« François Pinault : artiste contemporain »
Tel est le titre original et séduisant de l'ouvrage que consacre l'écrivain et éditeur de livres d'art
José Alvarez au milliardaire français. Reprenant nombre d'articles et d'entretiens, ce livre offre peu d'informations nouvelles, mais dessine un portrait subjectif de François Pinault, des artistes de sa collection et de l'art d'aujourd'hui. Tellement subjectif qu'on ne peut que déplorer certains jugements à l'emporte-pièce sur des personnalités telles que
Daniel Buren. Son intervention sur l'architecture de la fondation
Louis Vuitton, en 2016, y est ainsi qualifiée de « spectacle d'une trop évidente complaisance », quand Beaux Art Magazine en loua au contraire la réalisation. Il en va de même pour Tino Sehgal, célébré du Guggenheim de New York au Palais de Tokyo, mais dont Alvarez compare les oeuvres à « d'affligeantes répétitions de choses vues depuis les années 1960 ». Parallèlement, le directeur des éditions du Regard y fait l'éloge d'
Anselm Kiefer –que, pour ma part, je qualifierais d'artiste pompier-, oubliant de préciser qu'il a lui-même publié des monographies du plasticien allemand. Au-delà des goûts et dégoûts de
José Alvarez, ce qui fait la saveur de ce livre, c'est la passion de ce dernier pour François Pinault et sa tentative de percer à jour le « corsaire », ce « petit Napoléon, certes, mais en aucun cas un despote véritable », en établissant des corrélations entre son enfance, ses combats de capitaine d'industrie, sa passion pour la Bretagne et sa collection.

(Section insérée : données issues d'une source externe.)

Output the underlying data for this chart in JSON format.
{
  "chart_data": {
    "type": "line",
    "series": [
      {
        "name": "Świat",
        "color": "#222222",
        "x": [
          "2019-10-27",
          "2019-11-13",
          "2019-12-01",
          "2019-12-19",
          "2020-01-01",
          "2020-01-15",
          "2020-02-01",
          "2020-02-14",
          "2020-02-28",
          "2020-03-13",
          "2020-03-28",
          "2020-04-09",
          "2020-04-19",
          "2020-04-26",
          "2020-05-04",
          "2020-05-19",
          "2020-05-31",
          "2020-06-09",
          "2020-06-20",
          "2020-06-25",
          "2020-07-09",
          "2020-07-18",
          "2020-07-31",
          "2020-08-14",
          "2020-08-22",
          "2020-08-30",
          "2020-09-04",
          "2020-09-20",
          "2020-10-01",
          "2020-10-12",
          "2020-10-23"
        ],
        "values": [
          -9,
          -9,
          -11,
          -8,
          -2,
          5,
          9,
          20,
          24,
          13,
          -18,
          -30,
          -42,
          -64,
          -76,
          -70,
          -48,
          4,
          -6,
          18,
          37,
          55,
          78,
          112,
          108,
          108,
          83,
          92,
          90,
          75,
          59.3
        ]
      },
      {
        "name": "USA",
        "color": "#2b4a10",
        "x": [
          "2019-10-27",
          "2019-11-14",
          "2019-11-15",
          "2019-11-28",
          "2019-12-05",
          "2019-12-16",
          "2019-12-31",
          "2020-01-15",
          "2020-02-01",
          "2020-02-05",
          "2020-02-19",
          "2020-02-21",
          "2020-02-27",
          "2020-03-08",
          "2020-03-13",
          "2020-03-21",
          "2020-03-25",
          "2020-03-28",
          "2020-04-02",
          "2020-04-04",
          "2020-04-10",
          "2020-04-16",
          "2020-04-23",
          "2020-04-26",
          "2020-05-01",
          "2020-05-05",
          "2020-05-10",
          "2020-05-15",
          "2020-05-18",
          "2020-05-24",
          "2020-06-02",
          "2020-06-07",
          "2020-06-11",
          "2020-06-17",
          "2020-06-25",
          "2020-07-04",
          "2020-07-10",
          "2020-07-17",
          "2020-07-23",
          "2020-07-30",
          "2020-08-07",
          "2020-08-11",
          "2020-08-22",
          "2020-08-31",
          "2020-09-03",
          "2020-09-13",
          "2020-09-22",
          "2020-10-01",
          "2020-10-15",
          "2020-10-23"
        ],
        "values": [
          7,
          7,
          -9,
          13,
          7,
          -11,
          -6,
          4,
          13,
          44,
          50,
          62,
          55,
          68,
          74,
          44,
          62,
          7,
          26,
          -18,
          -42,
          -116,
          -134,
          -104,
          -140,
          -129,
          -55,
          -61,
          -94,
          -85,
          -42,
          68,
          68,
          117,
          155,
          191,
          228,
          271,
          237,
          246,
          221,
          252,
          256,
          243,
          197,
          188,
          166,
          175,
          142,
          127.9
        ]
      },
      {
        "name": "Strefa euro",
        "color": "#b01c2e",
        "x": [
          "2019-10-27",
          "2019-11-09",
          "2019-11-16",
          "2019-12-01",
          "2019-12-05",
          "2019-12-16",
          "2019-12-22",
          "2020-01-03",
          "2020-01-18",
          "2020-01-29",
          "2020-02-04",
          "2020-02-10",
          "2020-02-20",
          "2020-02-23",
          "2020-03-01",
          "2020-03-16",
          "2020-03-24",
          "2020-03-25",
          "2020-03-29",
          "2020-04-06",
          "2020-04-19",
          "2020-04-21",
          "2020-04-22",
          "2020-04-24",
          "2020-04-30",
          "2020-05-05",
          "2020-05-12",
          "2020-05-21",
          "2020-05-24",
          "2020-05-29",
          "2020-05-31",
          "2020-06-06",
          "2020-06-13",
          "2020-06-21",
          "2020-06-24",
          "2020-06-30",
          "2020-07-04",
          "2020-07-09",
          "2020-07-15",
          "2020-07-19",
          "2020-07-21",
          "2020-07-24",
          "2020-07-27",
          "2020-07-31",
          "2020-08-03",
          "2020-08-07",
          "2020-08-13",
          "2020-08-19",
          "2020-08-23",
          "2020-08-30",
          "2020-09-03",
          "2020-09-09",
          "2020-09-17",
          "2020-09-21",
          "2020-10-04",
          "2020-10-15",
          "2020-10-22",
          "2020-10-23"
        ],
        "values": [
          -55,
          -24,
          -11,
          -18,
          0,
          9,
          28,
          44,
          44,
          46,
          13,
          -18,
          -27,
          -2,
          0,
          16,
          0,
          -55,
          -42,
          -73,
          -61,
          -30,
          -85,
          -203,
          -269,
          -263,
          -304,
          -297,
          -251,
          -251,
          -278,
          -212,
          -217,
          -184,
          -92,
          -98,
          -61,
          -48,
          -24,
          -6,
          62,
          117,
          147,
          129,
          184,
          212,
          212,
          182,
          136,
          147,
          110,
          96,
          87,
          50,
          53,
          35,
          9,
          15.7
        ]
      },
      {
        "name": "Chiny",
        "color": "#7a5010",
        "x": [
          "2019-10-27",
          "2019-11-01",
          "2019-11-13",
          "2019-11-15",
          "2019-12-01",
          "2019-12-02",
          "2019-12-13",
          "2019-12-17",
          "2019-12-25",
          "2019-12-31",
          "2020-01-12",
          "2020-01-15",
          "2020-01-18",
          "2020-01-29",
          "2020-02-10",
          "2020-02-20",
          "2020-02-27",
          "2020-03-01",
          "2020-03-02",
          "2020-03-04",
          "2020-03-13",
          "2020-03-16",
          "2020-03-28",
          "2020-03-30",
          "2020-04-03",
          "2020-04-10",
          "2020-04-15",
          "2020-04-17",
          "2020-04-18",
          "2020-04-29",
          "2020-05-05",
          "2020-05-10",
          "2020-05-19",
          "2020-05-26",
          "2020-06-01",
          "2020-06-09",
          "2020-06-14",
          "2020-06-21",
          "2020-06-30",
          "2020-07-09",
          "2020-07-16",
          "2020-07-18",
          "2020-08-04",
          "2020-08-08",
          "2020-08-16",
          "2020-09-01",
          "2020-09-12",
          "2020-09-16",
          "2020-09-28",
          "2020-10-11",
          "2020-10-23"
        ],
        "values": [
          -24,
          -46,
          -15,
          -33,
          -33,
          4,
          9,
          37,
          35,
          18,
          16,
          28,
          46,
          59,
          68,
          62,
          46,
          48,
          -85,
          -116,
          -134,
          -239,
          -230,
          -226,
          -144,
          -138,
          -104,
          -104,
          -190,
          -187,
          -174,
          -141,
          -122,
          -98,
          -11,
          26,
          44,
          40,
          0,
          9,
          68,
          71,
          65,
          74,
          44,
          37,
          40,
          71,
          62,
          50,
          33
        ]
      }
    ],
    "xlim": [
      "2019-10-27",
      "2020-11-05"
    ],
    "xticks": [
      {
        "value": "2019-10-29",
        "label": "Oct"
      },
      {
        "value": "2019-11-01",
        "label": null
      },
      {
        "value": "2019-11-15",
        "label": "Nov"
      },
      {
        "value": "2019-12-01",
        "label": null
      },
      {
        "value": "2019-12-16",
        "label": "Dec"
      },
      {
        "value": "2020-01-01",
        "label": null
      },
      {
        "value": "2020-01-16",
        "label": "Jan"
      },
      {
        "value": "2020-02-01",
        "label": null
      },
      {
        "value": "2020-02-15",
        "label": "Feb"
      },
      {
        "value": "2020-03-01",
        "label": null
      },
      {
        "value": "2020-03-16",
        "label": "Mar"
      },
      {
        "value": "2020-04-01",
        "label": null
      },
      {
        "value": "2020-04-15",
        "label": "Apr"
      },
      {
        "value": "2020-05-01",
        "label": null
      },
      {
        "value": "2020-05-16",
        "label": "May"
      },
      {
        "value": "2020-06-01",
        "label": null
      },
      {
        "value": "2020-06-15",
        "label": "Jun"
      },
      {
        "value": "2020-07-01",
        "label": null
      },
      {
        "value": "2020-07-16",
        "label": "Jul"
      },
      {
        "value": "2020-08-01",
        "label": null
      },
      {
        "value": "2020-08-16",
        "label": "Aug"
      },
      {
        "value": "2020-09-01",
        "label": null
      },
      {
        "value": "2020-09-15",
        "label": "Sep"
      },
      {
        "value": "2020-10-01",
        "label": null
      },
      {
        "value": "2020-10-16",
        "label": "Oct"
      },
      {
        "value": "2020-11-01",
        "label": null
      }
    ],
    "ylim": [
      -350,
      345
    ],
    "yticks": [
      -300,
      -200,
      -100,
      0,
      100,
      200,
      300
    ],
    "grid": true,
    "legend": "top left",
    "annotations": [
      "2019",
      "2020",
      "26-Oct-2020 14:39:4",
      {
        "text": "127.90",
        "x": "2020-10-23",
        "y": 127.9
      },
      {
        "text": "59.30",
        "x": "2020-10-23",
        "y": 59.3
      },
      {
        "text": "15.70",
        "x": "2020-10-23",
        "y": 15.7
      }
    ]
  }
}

Cette tentative se solde par un échec. On n'apprend rien de plus sur François Pinault et les considérations personnelles de l'auteur nuisent à ce portrait, à l'instar de cette analyse sur la collection du propriétaire de Christie's : « Certains artistes […] sont surreprésentés, ce qui s'explique par l'absence, selon moi, d'une personnalité forte au sein de son équipe, intransigeante et professionnelle, susceptible de conseiller François Pinault afin de mieux structurer la collection, si toutefois celui-ci est en mesure d'entendre un avis spécialisé autre que le sien. » Est-ce une candidature spontanée ? En tout cas, cet essai montre que le fondateur du
Palazzo Grassi et de la Punta della Dogana, aussi créatif soit-il, n'est pas un artiste et que seuls, peut-être, ceux qu'il fréquente régulièrement dans leurs ateliers seraient à même de faire son portrait.